Ma non mostra solo la gratitudine, anche il bene profondo che prova nei confronti del sacerdote. Lo fa con un'immagine straordinaria: paragonando il cappellano ad un abile surfista che deve destreggiarsi tra le onde sempre più alte e insidiose della difficile vita tra i reclusi.
"Prete" all'apparenza solo, ma preceduto da Dio, ad affrontare sulla tavola (della fede) il mare aperto e burrascoso della galera cercando di non cadere, di non farsi buttare giù dai cavalloni: tutte quelle delusioni, stanchezze, sconfitte e difficoltà, e ancora malumori ed inganni che incontra ogni giorno. E soprattutto dall'egoismo dei detenuti che, come scrive l'autore del "pizzino", aumenta di pari passo con gli anni della condanna.
Il bene in carcere si dimentica in fretta, continua l'autore del messaggio, chi è recluso ha sempre una nuova richiesta da sottoporre, come i bambini piccoli ai quali non fai in tempo a dare la merenda che già ti chiedono la cena.
Nuovi problemi da presentare a chi si mostra più disponibile, il cappellano in primis, per ricevere (pretendere?) aiuto e soluzioni.
Ricominciare ogni giorno per don Marco deve essere sfiancante, si accorge della sua stanchezza l'autore del biglietto che per questo decide di mettere su carta ciò che pensa, senza troppi abbellimenti.

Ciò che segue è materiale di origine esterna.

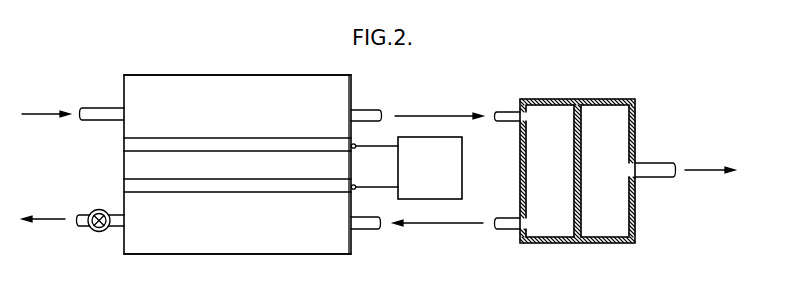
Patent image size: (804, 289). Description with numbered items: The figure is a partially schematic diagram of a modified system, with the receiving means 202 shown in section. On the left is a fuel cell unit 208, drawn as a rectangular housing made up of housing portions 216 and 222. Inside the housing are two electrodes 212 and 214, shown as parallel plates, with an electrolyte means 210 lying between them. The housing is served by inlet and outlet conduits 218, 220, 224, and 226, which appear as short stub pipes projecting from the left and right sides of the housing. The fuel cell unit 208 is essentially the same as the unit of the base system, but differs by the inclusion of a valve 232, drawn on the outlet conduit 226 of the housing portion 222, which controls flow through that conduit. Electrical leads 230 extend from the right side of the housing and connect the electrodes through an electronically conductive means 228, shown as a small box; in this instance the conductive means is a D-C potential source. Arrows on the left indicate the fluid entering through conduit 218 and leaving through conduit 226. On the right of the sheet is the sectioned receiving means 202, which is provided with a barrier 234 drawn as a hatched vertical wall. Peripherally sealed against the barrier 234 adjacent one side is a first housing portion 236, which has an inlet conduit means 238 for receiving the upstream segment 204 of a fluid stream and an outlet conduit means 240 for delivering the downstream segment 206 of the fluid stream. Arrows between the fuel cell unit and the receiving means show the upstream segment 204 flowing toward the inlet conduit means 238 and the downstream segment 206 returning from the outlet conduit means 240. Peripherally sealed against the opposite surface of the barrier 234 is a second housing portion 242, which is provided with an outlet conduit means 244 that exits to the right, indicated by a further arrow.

The receiving means 202 is at (621, 79).
The upstream segment of fluid stream 204 is at (38, 112).
The downstream segment of fluid stream 206 is at (43, 221).
The fuel cell unit 208 is at (201, 53).
The electrolyte means 210 is at (135, 167).
The electrode 212 is at (238, 138).
The electrode 214 is at (243, 187).
The housing portion 216 is at (285, 75).
The inlet conduit 218 is at (97, 108).
The outlet conduit 220 is at (367, 110).
The housing portion 222 is at (275, 254).
The outlet conduit 224 is at (368, 229).
The outlet conduit 226 is at (80, 215).
The electronically conductive means 228 is at (462, 167).
The electrical leads 230 is at (375, 147).
The valve 232 is at (98, 232).
The barrier 234 is at (580, 170).
The first housing portion 236 is at (547, 243).
The inlet conduit means 238 is at (502, 112).
The outlet conduit means 240 is at (503, 229).
The second housing portion 242 is at (612, 243).
The outlet conduit means 244 is at (662, 163).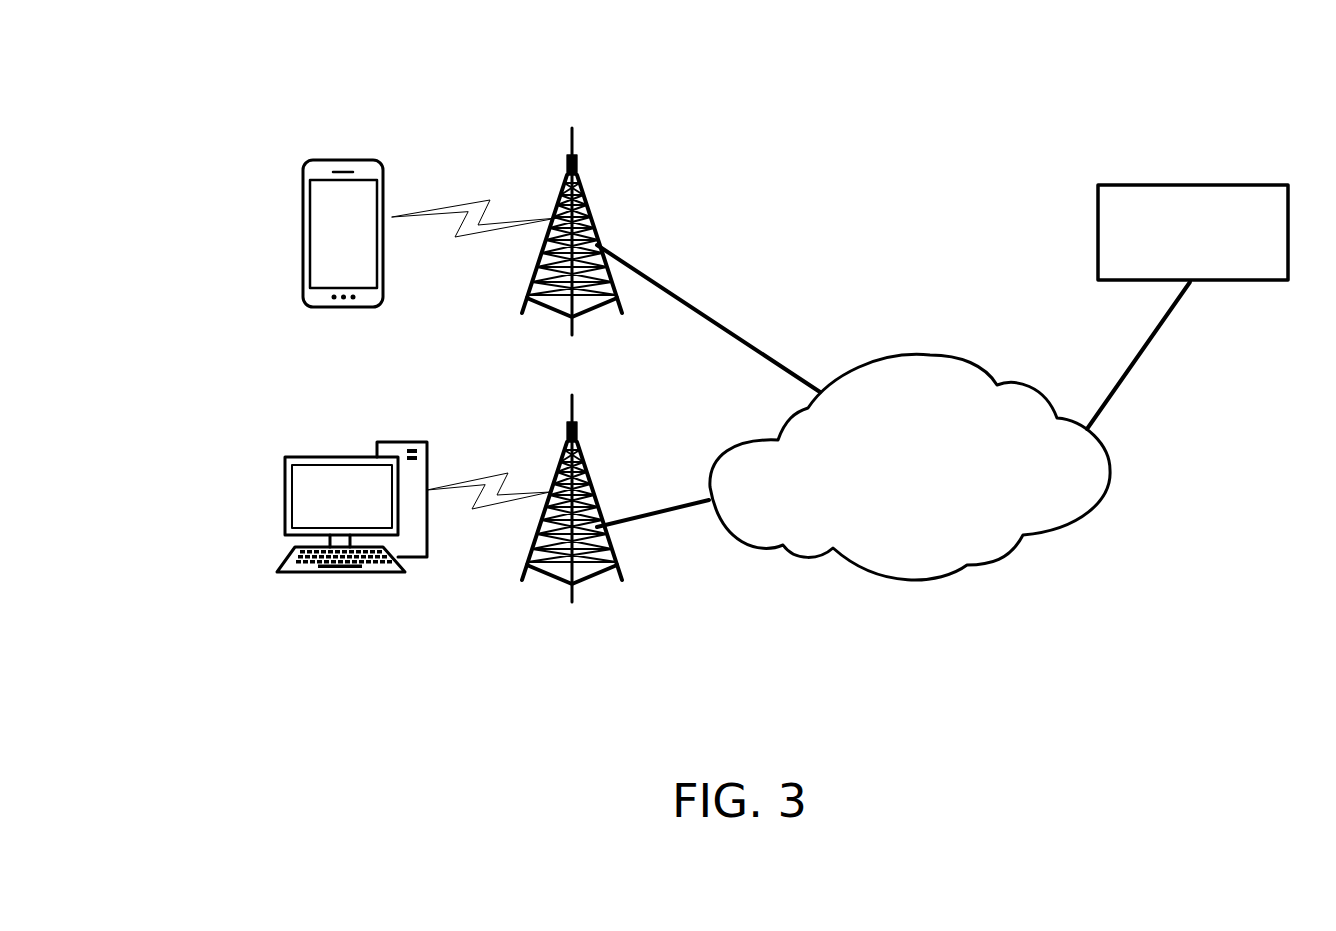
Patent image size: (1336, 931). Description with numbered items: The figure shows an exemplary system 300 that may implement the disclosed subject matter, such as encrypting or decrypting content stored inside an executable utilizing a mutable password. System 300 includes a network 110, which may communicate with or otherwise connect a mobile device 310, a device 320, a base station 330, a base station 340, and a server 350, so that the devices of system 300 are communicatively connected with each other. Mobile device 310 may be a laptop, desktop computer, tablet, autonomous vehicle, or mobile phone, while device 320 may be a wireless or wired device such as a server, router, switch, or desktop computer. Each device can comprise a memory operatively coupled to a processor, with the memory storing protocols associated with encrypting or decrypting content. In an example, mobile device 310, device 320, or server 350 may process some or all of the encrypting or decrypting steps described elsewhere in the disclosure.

The system 300 is at (381, 84).
The mobile device 310 is at (303, 226).
The device 320 is at (285, 498).
The base station 330 is at (582, 190).
The base station 340 is at (582, 458).
The network 110 is at (910, 467).
The server 350 is at (1193, 232).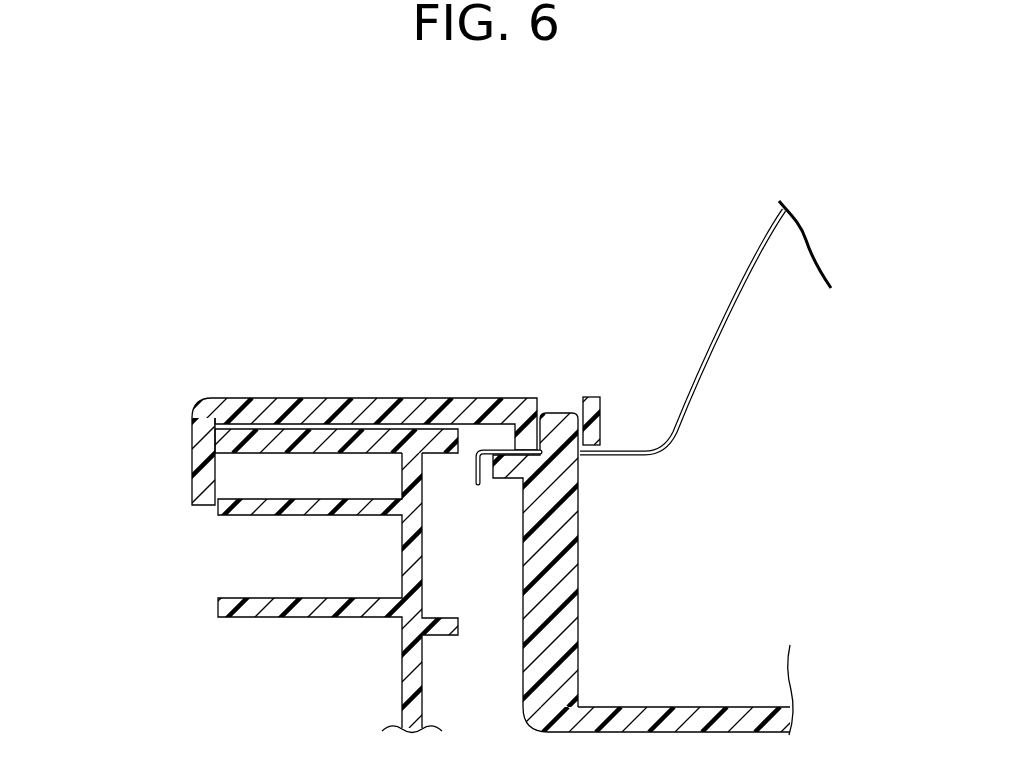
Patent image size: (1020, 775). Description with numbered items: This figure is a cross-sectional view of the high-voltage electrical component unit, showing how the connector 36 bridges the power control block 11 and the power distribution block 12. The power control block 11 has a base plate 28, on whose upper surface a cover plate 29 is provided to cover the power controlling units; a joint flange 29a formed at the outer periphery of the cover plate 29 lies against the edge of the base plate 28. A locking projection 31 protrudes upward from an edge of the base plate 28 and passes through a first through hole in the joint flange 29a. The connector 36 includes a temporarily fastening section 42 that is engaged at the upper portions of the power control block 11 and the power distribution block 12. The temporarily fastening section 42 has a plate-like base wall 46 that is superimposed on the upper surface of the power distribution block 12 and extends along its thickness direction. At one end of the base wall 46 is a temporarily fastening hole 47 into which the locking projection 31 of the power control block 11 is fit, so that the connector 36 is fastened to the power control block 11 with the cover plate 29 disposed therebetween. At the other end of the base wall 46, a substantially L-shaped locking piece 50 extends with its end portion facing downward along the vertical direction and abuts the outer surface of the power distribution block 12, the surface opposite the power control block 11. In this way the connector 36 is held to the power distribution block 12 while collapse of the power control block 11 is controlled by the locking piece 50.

The power control block 11 is at (459, 430).
The power distribution block 12 is at (347, 491).
The base plate 28 is at (690, 706).
The cover plate 29 is at (769, 226).
The joint flange 29a is at (490, 450).
The locking projection 31 is at (550, 413).
The connector 36 is at (383, 381).
The temporarily fastening section 42 is at (207, 398).
The base wall 46 is at (278, 398).
The temporarily fastening hole 47 is at (578, 405).
The locking piece 50 is at (196, 463).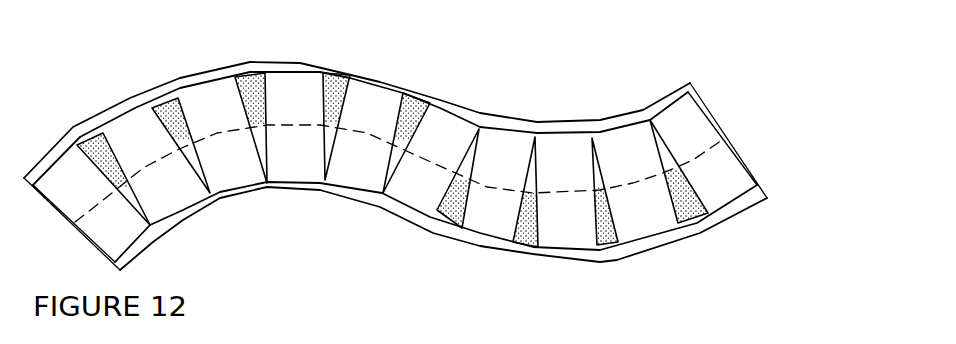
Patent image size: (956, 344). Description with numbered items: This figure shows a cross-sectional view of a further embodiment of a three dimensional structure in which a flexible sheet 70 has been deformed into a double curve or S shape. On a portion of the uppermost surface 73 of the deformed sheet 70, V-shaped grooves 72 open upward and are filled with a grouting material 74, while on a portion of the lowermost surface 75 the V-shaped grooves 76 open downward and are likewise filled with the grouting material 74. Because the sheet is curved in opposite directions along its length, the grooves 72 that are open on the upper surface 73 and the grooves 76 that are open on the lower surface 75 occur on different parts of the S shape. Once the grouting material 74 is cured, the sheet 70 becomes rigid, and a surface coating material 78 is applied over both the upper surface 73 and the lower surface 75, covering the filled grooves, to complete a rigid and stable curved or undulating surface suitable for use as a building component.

The flexible sheet 70 is at (800, 87).
The V-shaped grooves 72 is at (153, 88).
The uppermost surface 73 is at (535, 125).
The grouting material 74 is at (192, 118).
The lowermost surface 75 is at (481, 247).
The V-shaped grooves 76 is at (529, 250).
The surface coating material 78 is at (378, 78).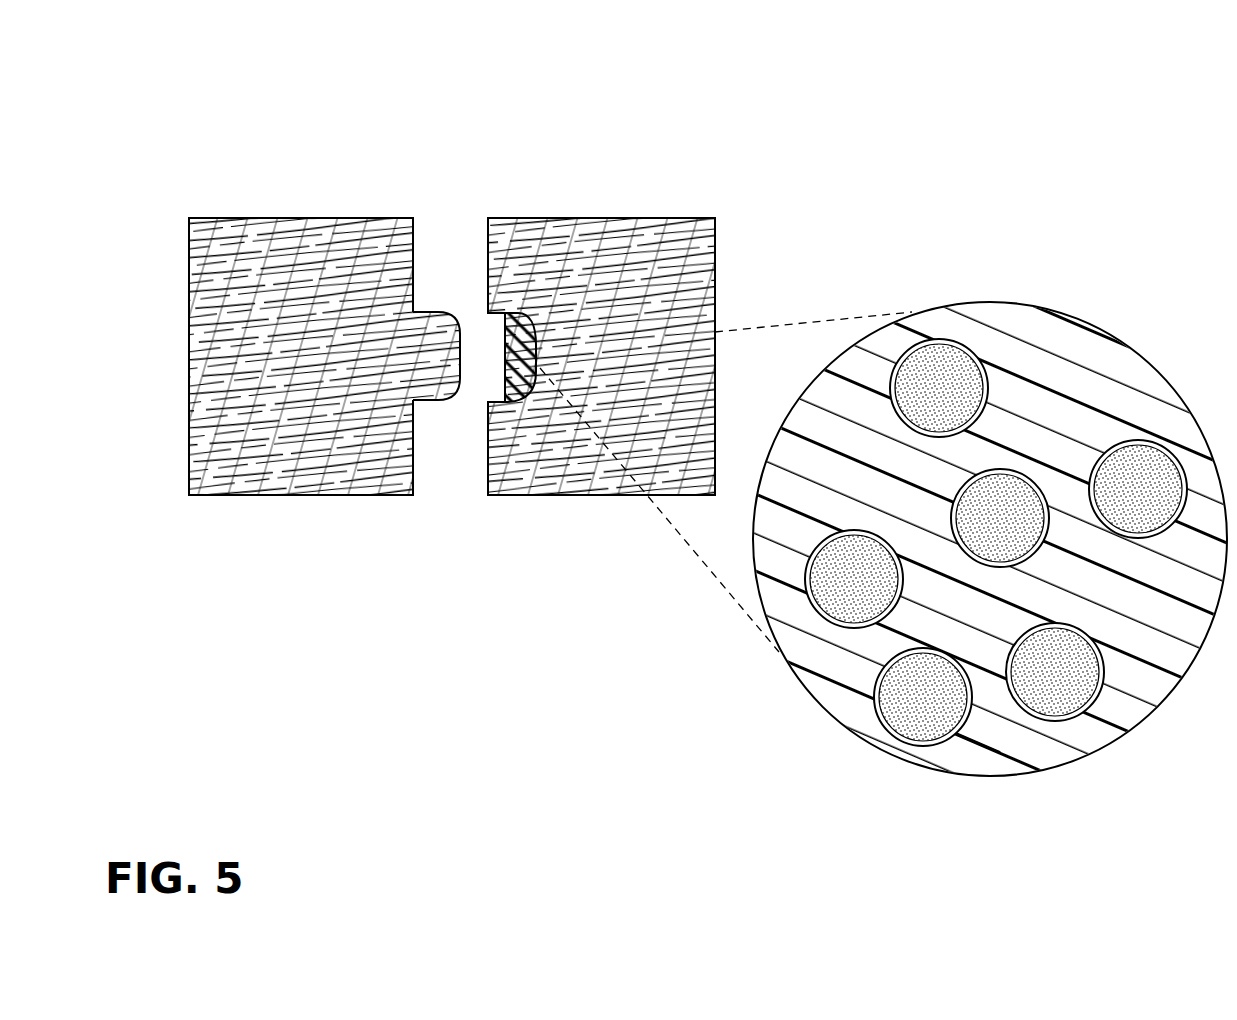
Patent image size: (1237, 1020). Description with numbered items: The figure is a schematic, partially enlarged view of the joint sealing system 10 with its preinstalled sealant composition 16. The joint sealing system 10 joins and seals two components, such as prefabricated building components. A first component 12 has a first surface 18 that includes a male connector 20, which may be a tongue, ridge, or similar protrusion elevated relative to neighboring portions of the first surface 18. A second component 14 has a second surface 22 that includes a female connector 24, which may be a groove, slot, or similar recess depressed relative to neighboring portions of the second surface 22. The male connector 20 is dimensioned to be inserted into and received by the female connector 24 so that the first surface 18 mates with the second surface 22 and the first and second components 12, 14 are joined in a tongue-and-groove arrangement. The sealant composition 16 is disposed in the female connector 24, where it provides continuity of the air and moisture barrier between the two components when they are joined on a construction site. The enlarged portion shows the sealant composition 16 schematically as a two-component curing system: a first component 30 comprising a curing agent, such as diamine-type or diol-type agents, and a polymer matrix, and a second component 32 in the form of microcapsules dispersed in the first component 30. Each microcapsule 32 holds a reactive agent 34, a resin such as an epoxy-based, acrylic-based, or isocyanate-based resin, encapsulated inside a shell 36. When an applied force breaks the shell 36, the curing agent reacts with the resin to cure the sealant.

The joint sealing system 10 is at (453, 140).
The first component 12 is at (312, 218).
The second component 14 is at (643, 218).
The sealant composition 16 is at (495, 337).
The first surface 18 is at (414, 467).
The male connector 20 is at (443, 306).
The second surface 22 is at (488, 476).
The female connector 24 is at (488, 388).
The first component of the sealant composition 30 is at (847, 702).
The second component of the sealant composition 32 is at (932, 752).
The reactive agent 34 is at (912, 702).
The shell 36 is at (965, 735).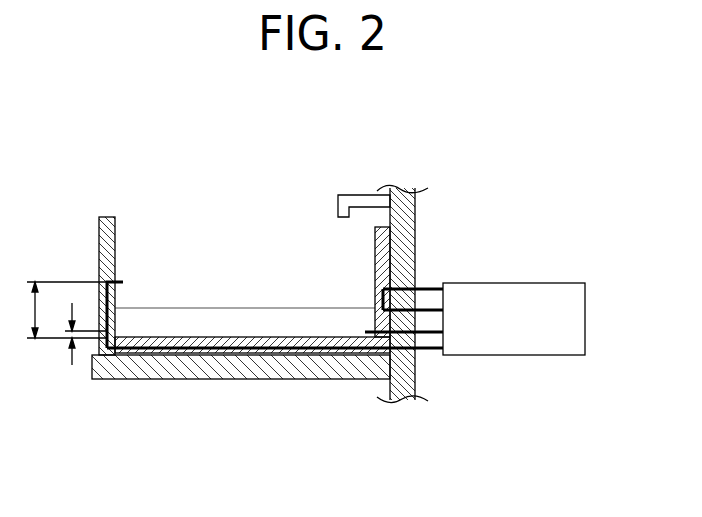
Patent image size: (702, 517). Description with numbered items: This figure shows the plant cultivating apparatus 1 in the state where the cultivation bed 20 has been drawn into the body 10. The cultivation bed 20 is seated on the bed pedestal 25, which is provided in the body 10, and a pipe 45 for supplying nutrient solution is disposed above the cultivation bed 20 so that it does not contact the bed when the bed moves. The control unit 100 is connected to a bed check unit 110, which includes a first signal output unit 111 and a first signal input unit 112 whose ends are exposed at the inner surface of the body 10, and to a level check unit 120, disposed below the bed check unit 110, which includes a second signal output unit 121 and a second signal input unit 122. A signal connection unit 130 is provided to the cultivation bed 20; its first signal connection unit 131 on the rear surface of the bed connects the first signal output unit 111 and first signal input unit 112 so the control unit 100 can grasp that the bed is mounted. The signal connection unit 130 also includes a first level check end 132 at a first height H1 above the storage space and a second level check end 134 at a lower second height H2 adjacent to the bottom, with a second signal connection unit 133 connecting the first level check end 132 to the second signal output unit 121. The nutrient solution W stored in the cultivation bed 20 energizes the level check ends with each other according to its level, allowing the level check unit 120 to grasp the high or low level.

The plant cultivating apparatus 1 is at (89, 84).
The body 10 is at (399, 190).
The cultivation bed 20 is at (100, 238).
The bed pedestal 25 is at (220, 379).
The pipe 45 is at (352, 195).
The control unit 100 is at (585, 316).
The bed check unit 110 is at (490, 220).
The first signal output unit 111 is at (440, 314).
The first signal input unit 112 is at (427, 288).
The level check unit 120 is at (455, 458).
The second signal output unit 121 is at (430, 350).
The second signal input unit 122 is at (398, 400).
The signal connection unit 130 is at (313, 208).
The first signal connection unit 131 is at (383, 300).
The first level check end 132 is at (123, 282).
The second signal connection unit 133 is at (207, 348).
The second level check end 134 is at (365, 332).
The first height H1 is at (58, 310).
The second height H2 is at (75, 334).
The nutrient solution W is at (167, 324).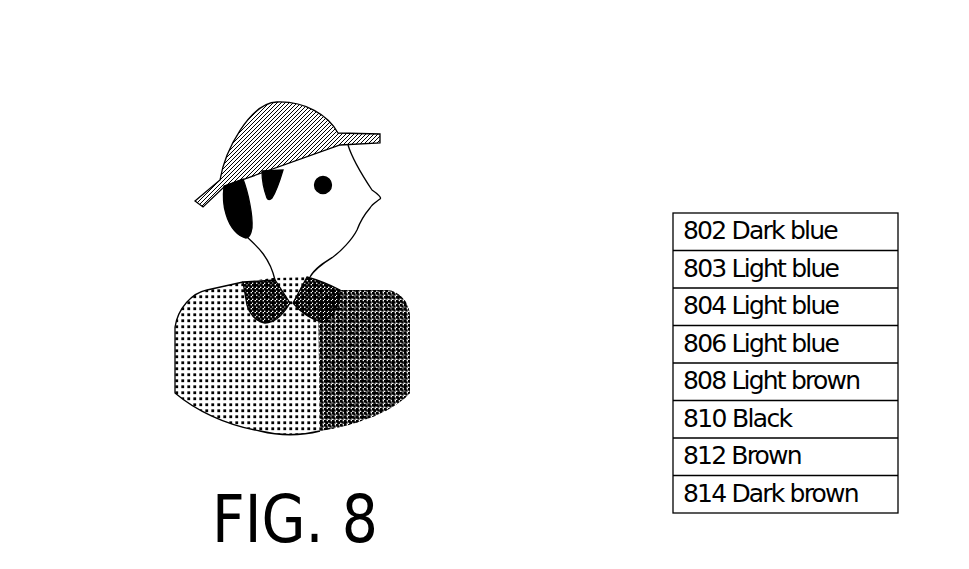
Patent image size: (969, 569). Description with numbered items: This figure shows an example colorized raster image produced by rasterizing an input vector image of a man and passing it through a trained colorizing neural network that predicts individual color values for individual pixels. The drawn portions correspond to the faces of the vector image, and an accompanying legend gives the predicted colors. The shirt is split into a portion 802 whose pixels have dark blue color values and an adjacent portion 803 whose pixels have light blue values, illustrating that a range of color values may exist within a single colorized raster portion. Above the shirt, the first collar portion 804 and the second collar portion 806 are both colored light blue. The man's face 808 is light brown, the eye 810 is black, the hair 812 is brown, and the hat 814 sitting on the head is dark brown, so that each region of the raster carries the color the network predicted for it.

The portion 802 is at (232, 348).
The portion 803 is at (353, 368).
The first collar portion 804 is at (327, 322).
The second collar portion 806 is at (260, 293).
The man's face 808 is at (333, 237).
The eye 810 is at (332, 187).
The hair 812 is at (233, 223).
The hat 814 is at (312, 135).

Vuole ricordargli che quello che fa per loro è tanto. E che accollarsi il peso di tante storie è tutt'altro che facile, eppure don Marco con Dio, rimettendo tutto nelle Sue mani, riesce ad andare avanti nella sua missione. E quando qualcosa si aggiusta e lui non cade dalla tavola, si affretta a dire che è tutto merito di Nostro Signore.